Eucken learnt this truth in Berlin at a very early age, and his life and teaching ever since have been a further development of it. This fact has to be borne in mind in order that we may understand the prominence he gives to religion, religious idealism, spiritual life, and other similar concepts—concepts which are largely foreign to ordinary philosophy and which are only to be found in that mysterious, all-important borderland of philosophy and religion.
After graduating as Doctor of Philosophy in the University of Göttingen, we find him preparing himself as a High School teacher, in which position he remained for five years.
In 1871 he was appointed Professor of Philosophy in the University of Basel. In 1874 he received a "call" to succeed the late Kuno Fischer as Professor of Philosophy in the renowned University of Jena. It is here, in the "little nest" of Goethe and Schiller, that Eucken has remained in spite of "calls" to universities situated in larger towns and carrying with them larger salaries. It is fortunate for Jena that Eucken has thus decided. He, along with his late colleague Otto Liebmann, has kept up the philosophical tradition of Jena. In spite of modern developments and the presence of new university buildings, Jena still remains an old-world place. To read the tablets on the walls of the old houses has a fascination, and brings home the fact that in this small out-of-the-way town large numbers of the most creative minds of Europe have studied and taught. The traditions of Goethe and Schiller still linger around the old buildings and in the historical consciousness of the people.
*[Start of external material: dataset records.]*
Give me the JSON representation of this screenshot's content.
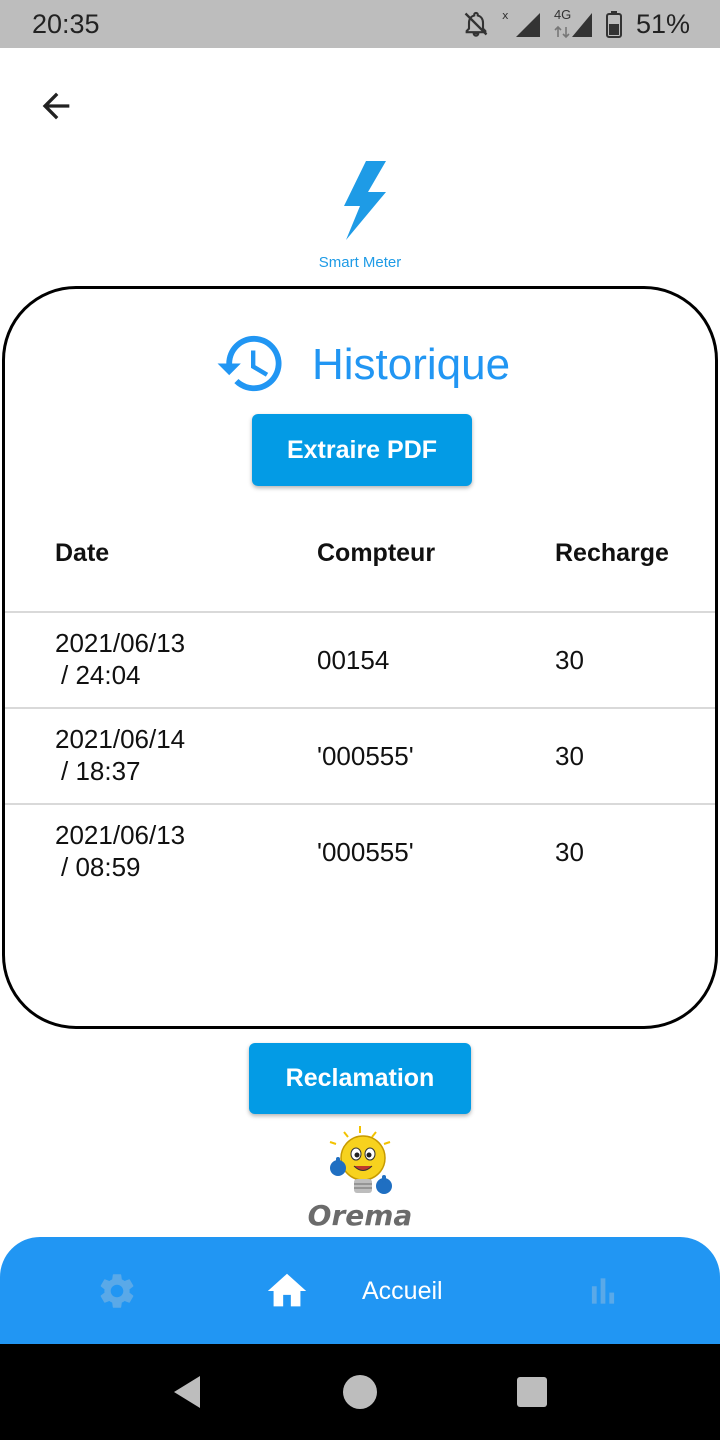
{
  "status_bar": {
    "time": "20:35",
    "network": "4G",
    "battery": "51%",
    "icons": [
      "notifications-off-icon",
      "signal-icon",
      "signal-4g-icon",
      "battery-icon"
    ]
  },
  "header": {
    "back_icon": "arrow-back-icon",
    "logo_text": "Smart Meter",
    "logo_icon": "lightning-bolt-icon"
  },
  "card": {
    "title": "Historique",
    "title_icon": "history-icon",
    "extract_button": "Extraire PDF",
    "table": {
      "columns": [
        "Date",
        "Compteur",
        "Recharge"
      ],
      "rows": [
        {
          "date": "2021/06/13",
          "time": "/ 24:04",
          "compteur": "00154",
          "recharge": "30"
        },
        {
          "date": "2021/06/14",
          "time": "/ 18:37",
          "compteur": "'000555'",
          "recharge": "30"
        },
        {
          "date": "2021/06/13",
          "time": "/ 08:59",
          "compteur": "'000555'",
          "recharge": "30"
        }
      ]
    }
  },
  "reclamation_button": "Reclamation",
  "brand_logo": "Orema",
  "bottom_nav": {
    "items": [
      {
        "icon": "settings-icon",
        "label": ""
      },
      {
        "icon": "home-icon",
        "label": "Accueil",
        "active": true
      },
      {
        "icon": "bar-chart-icon",
        "label": ""
      }
    ]
  },
  "colors": {
    "accent": "#2196f3",
    "button": "#039be5",
    "status_bar": "#bdbdbd"
  }
}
Here Fichte taught his great idealism—an idealism which has meant so much in the evolution of the Germany of the nineteenth century; here Hegel was engaged on his great Phenomenology of Spirit when Napoleon's army entered the town; here Schopenhauer sent his great dissertation and received his doctor's degree in absentia; here too, the Kantian philosophy found friends who started it on its "grand triumphant march"—a philosophy which raised new problems which have been with us ever since, and which gave a new method of approaching philosophical questions; here Schelling revived modern mysticism and attempted the construction of a great Weltanschauung. But only a small portion of the greatness of Jena can be touched on. Eucken has nobly upheld the great traditions of the place, not only as a philosophical thinker but also as a personality.